Robert called late last night.
The retreat with the teammates was good but ended early because the teachers are threatening to step up their protests Saturday and Sunday to stop Sunday's elections. There is still no gas anywhere. The federal police might step in... It’s strange to be here, waiting for news about the place I’ve lived
for the past twelve years and the people I consider my teammates. Life goes on:
kids graduate, power struggles flare, ants move in…
The night before Robert left for Mexico, or tried to leave,
we watched a documentary lent to me by my Compassionate Nurse friend. I have
the most awesome nurses in my life. There’s Competent Nurse, who mediates
between me and Dr. Blue and Brown, thank goodness. Then there’s Home Care
Nurse, who changes my dressings and gives me shots. Then there is Compassionate
Nurse, who organizes Quiddler games and trips to movies and who is willing to
rescue me from (ex) Pig Farmers if their shots go wrong. I must say that none
of my nurses are unempathetic. (I wonder what Dr. Cynical’s nurse is like,
because I should be hearing from her in a while. I’ll let you know.)
So we sat down to watch Exit
Through the Gift Shop, one of the most ironic documentaries I have ever
seen. You think it’s about Banksy, but it’s not. It’s about a guy who wants to
film all the great street artists, including Banksy, but all he does is take
miles and miles of film and does nothing with
any of it, but instead learns how to become a “great” street artist himself,
and puts on an enormous exhibit in L.A., and earns a million bucks from selling
all his stuff. So…exit the scene of risky, underground, subversive street art
through the cha-ching in the gift shop? Hmmm. He tries to imitate Banksy’s own
art exhibit, in which there was a real, live wall-paper-painted “elephant in
the room,” among other things.
Graffiti, or street art, is all about the elephant in the
room. Maybe all art is about the elephant in the room, at some level. Right now
I’m thinking about the graffiti in Oaxaca. Most of it pretty unattractive
stuff. But whether you agree or disagree with the artist, he or she is trying
to tell you something he or she thinks you are missing. Something he or she
thinks is staring you in the face. Like government corruption, for example, the
kind that allows mayors’
wives to get away with murdering students. Or like the
injustice of losing your job because you can’t pass a proficiency test. (Think
of the reasons for that: were you taught poorly? Did you buy the placement
without ever getting a degree? Is the test unfair? Just another power play?) Graffiti
has raw emotion behind it and demands for us to take notice, whether we want to
or not.
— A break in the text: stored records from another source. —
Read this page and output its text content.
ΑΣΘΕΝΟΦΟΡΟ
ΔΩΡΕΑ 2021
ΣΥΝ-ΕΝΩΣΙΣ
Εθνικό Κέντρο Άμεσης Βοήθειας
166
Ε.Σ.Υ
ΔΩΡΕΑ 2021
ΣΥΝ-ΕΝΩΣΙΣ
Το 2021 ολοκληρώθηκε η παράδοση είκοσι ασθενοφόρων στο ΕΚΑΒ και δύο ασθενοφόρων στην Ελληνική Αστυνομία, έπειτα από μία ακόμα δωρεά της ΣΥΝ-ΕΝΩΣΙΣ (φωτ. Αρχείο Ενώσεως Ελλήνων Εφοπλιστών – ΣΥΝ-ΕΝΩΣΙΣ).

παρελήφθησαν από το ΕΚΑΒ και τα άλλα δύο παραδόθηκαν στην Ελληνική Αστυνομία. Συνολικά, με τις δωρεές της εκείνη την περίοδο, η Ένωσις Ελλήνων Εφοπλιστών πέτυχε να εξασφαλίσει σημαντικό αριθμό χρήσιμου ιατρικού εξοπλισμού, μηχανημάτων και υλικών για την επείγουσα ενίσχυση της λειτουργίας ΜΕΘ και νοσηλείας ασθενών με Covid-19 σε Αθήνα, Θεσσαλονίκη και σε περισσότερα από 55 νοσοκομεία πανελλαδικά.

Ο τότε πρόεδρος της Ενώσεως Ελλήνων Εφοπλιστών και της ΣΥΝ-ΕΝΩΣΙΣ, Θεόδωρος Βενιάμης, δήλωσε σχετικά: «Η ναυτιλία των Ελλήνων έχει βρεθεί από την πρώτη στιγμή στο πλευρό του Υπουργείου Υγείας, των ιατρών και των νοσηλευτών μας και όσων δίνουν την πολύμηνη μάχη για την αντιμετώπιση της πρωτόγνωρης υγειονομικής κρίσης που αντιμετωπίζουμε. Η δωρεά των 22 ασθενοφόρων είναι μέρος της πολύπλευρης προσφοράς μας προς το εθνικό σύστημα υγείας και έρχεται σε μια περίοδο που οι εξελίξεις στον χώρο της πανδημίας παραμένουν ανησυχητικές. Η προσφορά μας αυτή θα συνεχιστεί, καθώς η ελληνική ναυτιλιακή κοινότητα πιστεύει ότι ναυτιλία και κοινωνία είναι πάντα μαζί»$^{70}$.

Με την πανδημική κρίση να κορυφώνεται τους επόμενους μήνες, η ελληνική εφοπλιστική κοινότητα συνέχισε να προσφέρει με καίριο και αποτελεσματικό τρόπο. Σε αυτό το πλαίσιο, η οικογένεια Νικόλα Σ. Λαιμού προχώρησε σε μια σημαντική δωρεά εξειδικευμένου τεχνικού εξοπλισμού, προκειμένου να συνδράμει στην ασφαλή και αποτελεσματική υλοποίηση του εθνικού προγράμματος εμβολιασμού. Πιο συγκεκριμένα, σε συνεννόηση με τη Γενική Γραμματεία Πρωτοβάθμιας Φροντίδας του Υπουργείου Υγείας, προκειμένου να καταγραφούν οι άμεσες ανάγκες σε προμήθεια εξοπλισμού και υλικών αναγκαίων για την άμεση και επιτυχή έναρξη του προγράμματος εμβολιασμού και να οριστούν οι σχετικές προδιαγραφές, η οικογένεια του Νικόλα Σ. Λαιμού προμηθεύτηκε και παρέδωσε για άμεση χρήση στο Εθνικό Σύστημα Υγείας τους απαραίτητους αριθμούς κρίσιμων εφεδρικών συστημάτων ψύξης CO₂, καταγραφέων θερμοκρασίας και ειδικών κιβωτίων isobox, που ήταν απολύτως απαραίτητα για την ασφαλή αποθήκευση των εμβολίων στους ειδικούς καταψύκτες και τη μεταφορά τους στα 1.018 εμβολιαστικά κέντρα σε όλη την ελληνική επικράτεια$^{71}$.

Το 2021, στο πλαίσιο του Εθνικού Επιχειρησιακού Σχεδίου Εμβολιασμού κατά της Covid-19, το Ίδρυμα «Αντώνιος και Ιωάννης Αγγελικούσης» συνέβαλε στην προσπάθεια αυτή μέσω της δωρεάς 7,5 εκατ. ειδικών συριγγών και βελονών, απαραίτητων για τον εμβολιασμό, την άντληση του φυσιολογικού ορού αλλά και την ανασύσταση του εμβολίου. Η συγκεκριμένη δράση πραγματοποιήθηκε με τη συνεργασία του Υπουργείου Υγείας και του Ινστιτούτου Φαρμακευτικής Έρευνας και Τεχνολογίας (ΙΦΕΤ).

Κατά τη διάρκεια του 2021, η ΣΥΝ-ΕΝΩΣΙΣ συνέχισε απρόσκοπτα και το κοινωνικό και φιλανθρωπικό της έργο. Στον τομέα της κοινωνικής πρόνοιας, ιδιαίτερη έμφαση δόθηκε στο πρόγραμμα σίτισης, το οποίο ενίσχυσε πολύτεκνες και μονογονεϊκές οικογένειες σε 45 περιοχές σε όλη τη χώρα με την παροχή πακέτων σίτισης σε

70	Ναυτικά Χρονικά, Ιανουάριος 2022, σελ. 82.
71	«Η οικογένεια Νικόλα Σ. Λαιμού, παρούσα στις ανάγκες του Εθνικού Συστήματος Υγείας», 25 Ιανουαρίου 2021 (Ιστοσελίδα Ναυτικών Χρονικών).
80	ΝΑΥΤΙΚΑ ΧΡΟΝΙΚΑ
You have to give it that, and any time the people around us are feeling
that raw, whether we agree with their position or not, we should probably at
least listen.
You took them alive; we want them back alive |
The establishment, of course, is constantly putting up its
own art, all legal, communicating how well it’s doing. As the person just
walking by, you have to decide how much of either message to buy.
Everyone promises, nobody fulfills. Vote for nobody. |
The kind of art I like is the art that calls both sides to
account, that names what they do selfishness. You don’t see much of this kind
of art. Banksy manages it, I think. And Jesus was the Master.
Jesus’ art tackled the elephant in the room head on. Of
course, he didn’t have spray cans, and he did his acts of protest right out in
the open, and his art was not visual but oral. It was story-telling,
parable-telling. It was kind of like street art, because he just handed it out
to the public for free, and his public wasn’t the “in” crowd, either. He made the establishment mad by accusing
them of godlessness and injustice, but he made the crowd queasy, too, with his
insistence on praising generous Samaritans, and throwing parties for Prodigals,
and selling everything and giving it to the poor.
The showdowns in Oaxaca might force the two great powers to negotiate a settlement so people can get back to normal life. It might even resolve some of the issues. But it won’t solve the underlying problem. That is up to us as we follow the example of Jesus, “But among you it will be different. Whoever wants to be a leader among you must be your servant, and whoever wants to be first among you must be your slave.” Slave? Did he say “SLAVE?” If only this weren’t just plain IMPOSSIBLE! Jesus is a Master at irony, too.